Three games into a new season, it is not being wise after the event if the thought should occur that maybe it would have better for everyone, not least Arsène Wenger himself, if he had guaranteed a happy ending after winning the FA Cup in May and spared himself these kinds of ordeals. Arsenal, once again, are lurching towards another of their now-familiar crises. It all feels so predictable and the danger for Wenger is that the boos from the away end here might become the soundtrack to his season. Liverpool outclassed them in every department and perhaps the most worrying part for Arsenal’s fans is that these kinds of routs no longer feel like a shock. Arsenal have now conceded 17 goals in their last five Anfield visits and, if anything, it was a surprise the latest capitulation stopped at four. Arsenal – weak, rudderless, anaemic – were not a great deal worse that time they let in eight at Manchester United.

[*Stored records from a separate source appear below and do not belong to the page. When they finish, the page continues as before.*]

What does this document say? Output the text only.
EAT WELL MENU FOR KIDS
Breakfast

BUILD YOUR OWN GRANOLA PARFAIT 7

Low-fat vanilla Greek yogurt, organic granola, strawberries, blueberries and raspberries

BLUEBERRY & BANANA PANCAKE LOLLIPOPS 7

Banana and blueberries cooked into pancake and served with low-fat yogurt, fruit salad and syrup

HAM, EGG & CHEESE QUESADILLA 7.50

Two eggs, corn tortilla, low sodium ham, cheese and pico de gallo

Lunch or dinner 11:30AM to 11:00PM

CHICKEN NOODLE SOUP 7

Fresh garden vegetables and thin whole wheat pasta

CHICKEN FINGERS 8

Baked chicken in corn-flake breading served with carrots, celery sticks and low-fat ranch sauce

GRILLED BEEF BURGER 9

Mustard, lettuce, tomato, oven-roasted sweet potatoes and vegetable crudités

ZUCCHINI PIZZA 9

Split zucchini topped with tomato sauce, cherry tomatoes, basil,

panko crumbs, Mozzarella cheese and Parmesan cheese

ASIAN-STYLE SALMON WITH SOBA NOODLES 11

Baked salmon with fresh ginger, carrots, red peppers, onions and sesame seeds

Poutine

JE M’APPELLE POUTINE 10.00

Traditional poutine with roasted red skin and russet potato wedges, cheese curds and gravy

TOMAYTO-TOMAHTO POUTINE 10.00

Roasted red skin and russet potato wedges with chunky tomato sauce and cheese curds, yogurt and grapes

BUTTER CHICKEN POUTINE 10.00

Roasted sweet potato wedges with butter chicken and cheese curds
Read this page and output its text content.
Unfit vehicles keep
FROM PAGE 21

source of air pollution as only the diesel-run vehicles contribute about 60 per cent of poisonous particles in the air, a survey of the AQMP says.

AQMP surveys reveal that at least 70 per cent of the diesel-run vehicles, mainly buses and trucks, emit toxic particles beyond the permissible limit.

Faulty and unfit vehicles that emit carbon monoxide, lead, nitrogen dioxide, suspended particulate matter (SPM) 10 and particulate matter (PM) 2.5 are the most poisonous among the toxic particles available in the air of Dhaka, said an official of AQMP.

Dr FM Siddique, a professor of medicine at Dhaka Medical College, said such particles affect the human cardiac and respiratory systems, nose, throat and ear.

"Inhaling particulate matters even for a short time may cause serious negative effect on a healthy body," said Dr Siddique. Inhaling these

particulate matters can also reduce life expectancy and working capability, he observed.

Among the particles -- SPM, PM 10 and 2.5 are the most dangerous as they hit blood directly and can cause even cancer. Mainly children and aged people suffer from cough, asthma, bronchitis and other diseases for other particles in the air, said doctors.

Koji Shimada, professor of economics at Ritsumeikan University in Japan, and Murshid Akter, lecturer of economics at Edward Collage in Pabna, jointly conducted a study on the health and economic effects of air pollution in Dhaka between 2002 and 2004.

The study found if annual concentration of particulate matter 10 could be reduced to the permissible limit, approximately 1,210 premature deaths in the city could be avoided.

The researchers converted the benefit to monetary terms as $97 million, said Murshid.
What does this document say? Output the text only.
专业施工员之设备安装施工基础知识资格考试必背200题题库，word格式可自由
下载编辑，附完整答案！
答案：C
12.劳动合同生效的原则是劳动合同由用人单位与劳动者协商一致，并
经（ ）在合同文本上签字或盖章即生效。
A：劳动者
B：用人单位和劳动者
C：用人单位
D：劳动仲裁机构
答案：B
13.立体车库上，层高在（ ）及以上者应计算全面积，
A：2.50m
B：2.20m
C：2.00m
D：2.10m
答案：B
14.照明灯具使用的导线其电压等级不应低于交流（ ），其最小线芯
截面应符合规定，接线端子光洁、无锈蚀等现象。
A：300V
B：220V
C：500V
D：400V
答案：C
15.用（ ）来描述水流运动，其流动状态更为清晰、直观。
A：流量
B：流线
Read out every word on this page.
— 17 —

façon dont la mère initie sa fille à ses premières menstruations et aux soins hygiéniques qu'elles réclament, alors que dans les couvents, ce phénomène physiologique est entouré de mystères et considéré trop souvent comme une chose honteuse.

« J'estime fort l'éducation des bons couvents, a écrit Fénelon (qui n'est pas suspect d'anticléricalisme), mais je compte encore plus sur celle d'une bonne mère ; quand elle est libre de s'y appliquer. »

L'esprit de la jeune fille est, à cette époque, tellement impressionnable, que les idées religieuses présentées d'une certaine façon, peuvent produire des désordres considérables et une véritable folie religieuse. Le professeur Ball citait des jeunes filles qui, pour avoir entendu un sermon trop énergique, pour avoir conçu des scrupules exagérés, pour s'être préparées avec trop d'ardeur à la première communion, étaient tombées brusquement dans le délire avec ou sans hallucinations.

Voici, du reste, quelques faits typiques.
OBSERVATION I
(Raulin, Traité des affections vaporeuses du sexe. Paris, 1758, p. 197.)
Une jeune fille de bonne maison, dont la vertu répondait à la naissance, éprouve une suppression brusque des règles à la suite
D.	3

Yet again, it was all the usual shortcomings, all the same old problems that should have been addressed a long time but now feel synonymous with the latter part of Wenger’s fading reign. Liverpool were a class apart and, in the process, Jürgen Klopp’s men proved something here. Liverpool without Philippe Coutinho have been portrayed in some quarters as a flower without sunlight. It simply isn’t true. Whatever happens with Coutinho, Liverpool are entitled to think optimistically when Sadio Mané, Roberto Firmino and Mohamed Salah are capable of playing with this kind of vibrancy. All of their three attackers scored, along with the substitute Daniel Sturridge, and by the time Salah had sprinted half the length of the pitch to stroke in the third goal Alexis Sánchez was crouched down by the left touchline, lost in his own thoughts and cut off from the rest of his team-mates. His body language told its own story.
Perhaps they were unlucky to come up against a Liverpool side playing at the point of maximum expression but, unfortunately for Arsenal, these are the occasions when we are reminded why Sánchez wants out, why Alex Oxlade-Chamberlain thinks there might be greater adventures elsewhere and why a third player, Mesut Özil, is guilty of leaving the same impression. Wenger was asked afterwards what had gone wrong. “Everything,” he said. Arsenal have now lost nine out of their last 14 away games if we think back to the travel sickness that afflicted them last season, too. They took only nine points from their 10 games against the other top-six sides in that campaign and it would be madness, on the evidence of their latest defeat, to think they will be any closer to challenging for the title this season.